Artık hayatın  32. Ayetine mahkumsun  Amara.

Artık çocukların göç ettiler. Uzun bir yolculuktan taşıyıp getirdikleri renkli ve müzik çalan oyuncaklarını bıraktılar bahçene... Ellerinin terini bıraktılar... Sloganlarını…Zılgıtlarını...İnanç ve direnişlerini, pankartlarını bıraktılar, toprak rengi kaderinin duvarına asarak…Flamalarını ve umutlarını bıraktılar, kimsesiz kardeşlerine… Mızıka çalarak geçtiler Amara… Bu cennet bu cehennem ülkenin can damarından…  

Artık sen o çocukların annesisin Amara…

Hep aynı yaşta ve hep aynı yumuşak elleriyle…
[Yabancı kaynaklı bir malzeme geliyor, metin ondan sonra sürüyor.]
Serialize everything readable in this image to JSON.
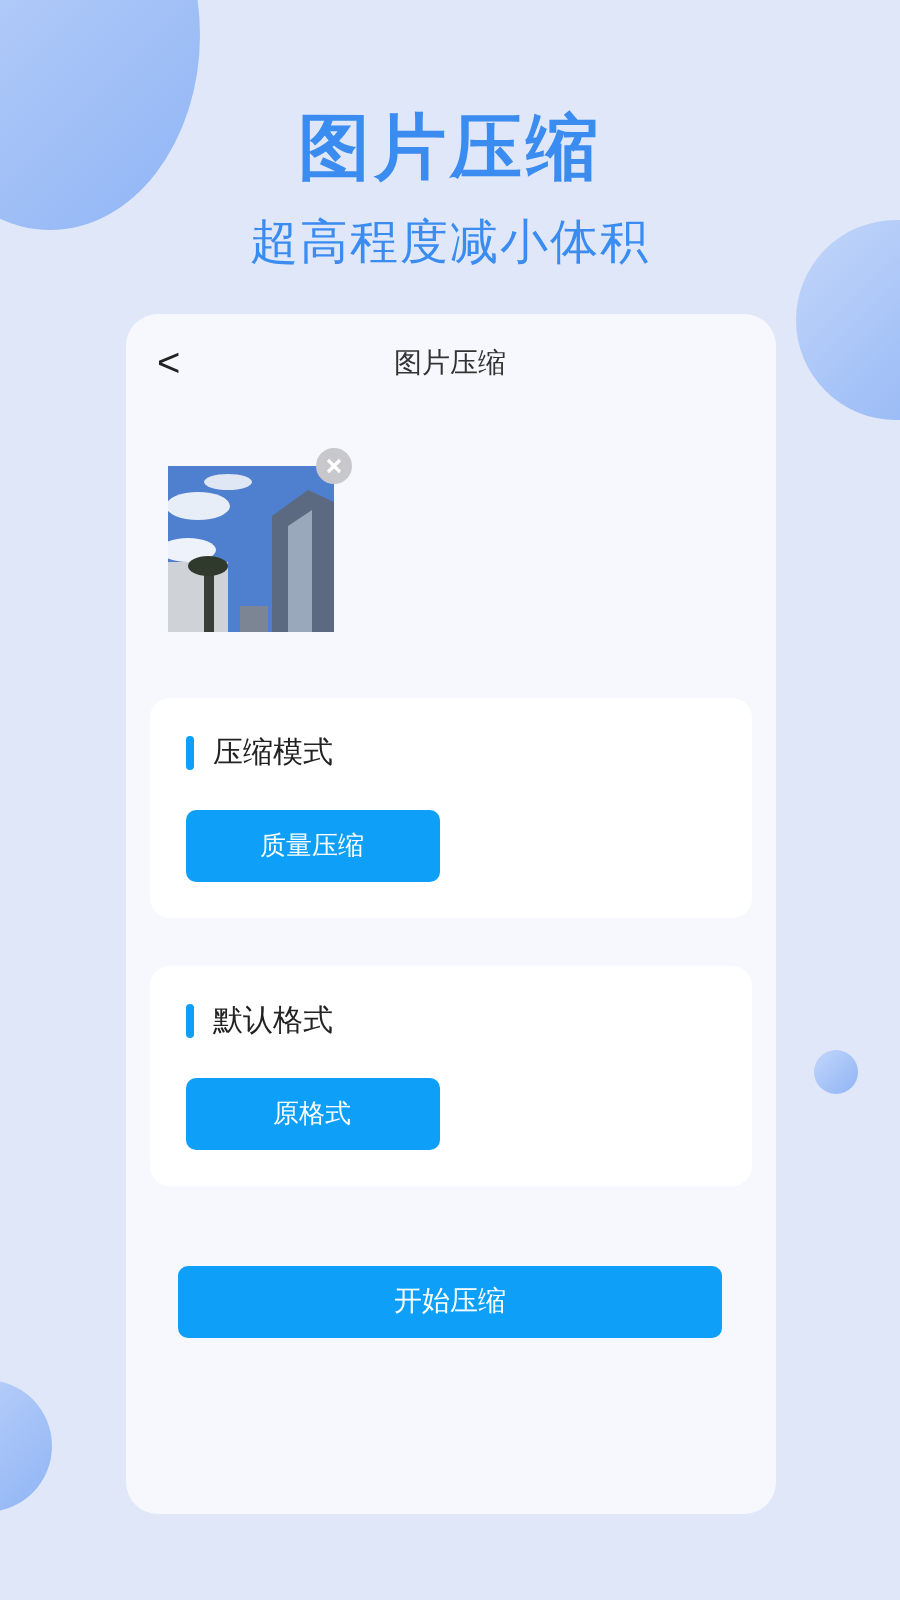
{
  "hero": {
    "title": "图片压缩",
    "subtitle": "超高程度减小体积"
  },
  "card": {
    "back": "<",
    "title": "图片压缩",
    "images": [
      {
        "kind": "picture",
        "removable": true
      }
    ],
    "sections": [
      {
        "heading": "压缩模式",
        "option": "质量压缩"
      },
      {
        "heading": "默认格式",
        "option": "原格式"
      }
    ],
    "start_button": "开始压缩"
  }
}
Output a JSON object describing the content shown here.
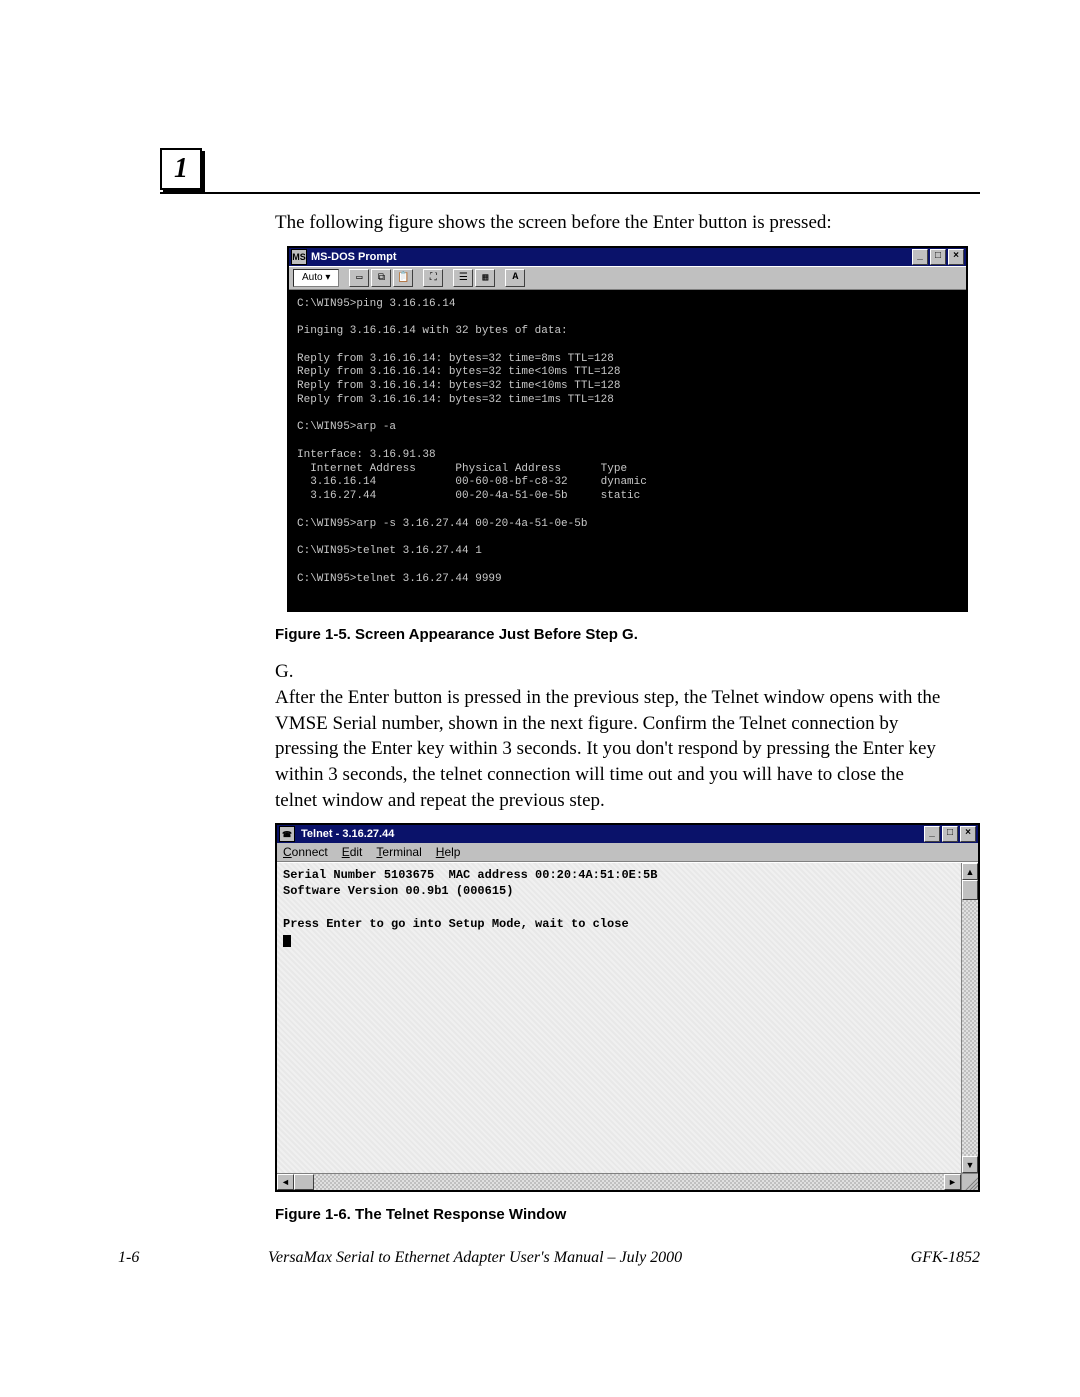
{
  "chapter_number": "1",
  "intro_text": "The following figure shows the screen before the Enter button is pressed:",
  "dos_window": {
    "title": "MS-DOS Prompt",
    "toolbar_auto": "Auto",
    "body": "C:\\WIN95>ping 3.16.16.14\n\nPinging 3.16.16.14 with 32 bytes of data:\n\nReply from 3.16.16.14: bytes=32 time=8ms TTL=128\nReply from 3.16.16.14: bytes=32 time<10ms TTL=128\nReply from 3.16.16.14: bytes=32 time<10ms TTL=128\nReply from 3.16.16.14: bytes=32 time=1ms TTL=128\n\nC:\\WIN95>arp -a\n\nInterface: 3.16.91.38\n  Internet Address      Physical Address      Type\n  3.16.16.14            00-60-08-bf-c8-32     dynamic\n  3.16.27.44            00-20-4a-51-0e-5b     static\n\nC:\\WIN95>arp -s 3.16.27.44 00-20-4a-51-0e-5b\n\nC:\\WIN95>telnet 3.16.27.44 1\n\nC:\\WIN95>telnet 3.16.27.44 9999"
  },
  "figure1_caption": "Figure 1-5.  Screen Appearance Just Before Step G.",
  "step_g": {
    "label": "G.",
    "text": "After the Enter button is pressed in the previous step, the Telnet window opens with the VMSE Serial number, shown in the next figure.  Confirm the Telnet connection by pressing the Enter key within 3 seconds. It you don't respond by pressing the Enter key within 3 seconds, the telnet connection will time out and you will have to close the telnet window and repeat the previous step."
  },
  "telnet_window": {
    "title": "Telnet - 3.16.27.44",
    "menu": {
      "connect": "Connect",
      "edit": "Edit",
      "terminal": "Terminal",
      "help": "Help"
    },
    "body_line1": "Serial Number 5103675  MAC address 00:20:4A:51:0E:5B",
    "body_line2": "Software Version 00.9b1 (000615)",
    "body_line3": "Press Enter to go into Setup Mode, wait to close"
  },
  "figure2_caption": "Figure 1-6.  The Telnet Response Window",
  "footer": {
    "page": "1-6",
    "manual": "VersaMax Serial to Ethernet Adapter User's Manual – July 2000",
    "docnum": "GFK-1852"
  },
  "win_controls": {
    "min": "_",
    "max": "□",
    "close": "×",
    "dropdown": "▾",
    "up": "▲",
    "down": "▼",
    "left": "◄",
    "right": "►",
    "letter_a": "A"
  }
}
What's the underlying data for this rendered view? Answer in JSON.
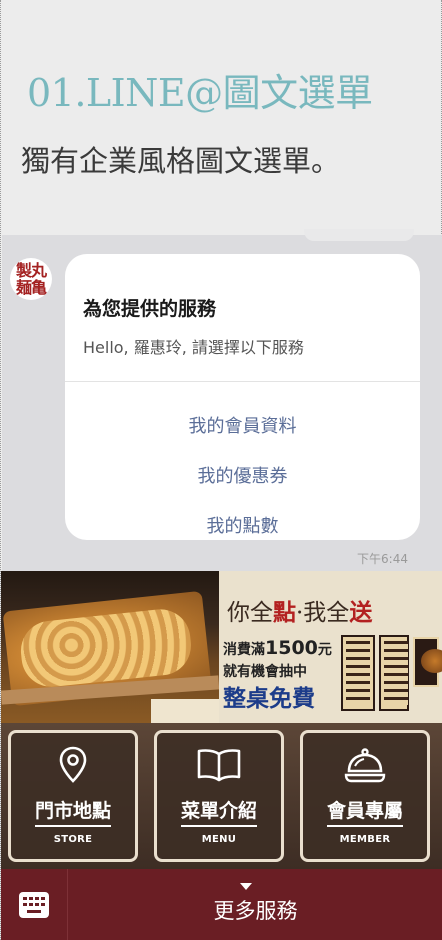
{
  "header": {
    "title": "01.LINE@圖文選單",
    "subtitle": "獨有企業風格圖文選單。"
  },
  "chat": {
    "avatar_text": "製丸麺亀",
    "card": {
      "title": "為您提供的服務",
      "greeting": "Hello, 羅惠玲, 請選擇以下服務",
      "options": [
        "我的會員資料",
        "我的優惠券",
        "我的點數"
      ]
    },
    "timestamp": "下午6:44"
  },
  "richmenu": {
    "promo": {
      "title_a": "你全",
      "title_b": "點",
      "title_c": "·我全",
      "title_d": "送",
      "line1_a": "消費滿",
      "line1_b": "1500",
      "line1_c": "元",
      "line2": "就有機會抽中",
      "line3": "整桌免費"
    },
    "buttons": [
      {
        "zh": "門市地點",
        "en": "STORE",
        "icon": "location-pin-icon"
      },
      {
        "zh": "菜單介紹",
        "en": "MENU",
        "icon": "open-book-icon"
      },
      {
        "zh": "會員專屬",
        "en": "MEMBER",
        "icon": "cloche-icon"
      }
    ]
  },
  "bottom_bar": {
    "keyboard_icon": "keyboard-icon",
    "more_label": "更多服務"
  }
}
Ört üstlerini, uyurken üşür onlar… Ninniler söyle sabaha karşı, ovanın ishak kuşuna, Yusuf peygamberini çağırarak. Bütün renklerini topla yeryüzünün, dağıt rüyalarına… Saçlarını okşa arada sırada anne sıcaklığında… Sevgilinin mahcup öpücüklerini de dağıt  uyandıklarında…Süt ver...Ekmek...Tandır kokusu ve  hayatın  en soylu sayfalarından  destanları  anlat onlara…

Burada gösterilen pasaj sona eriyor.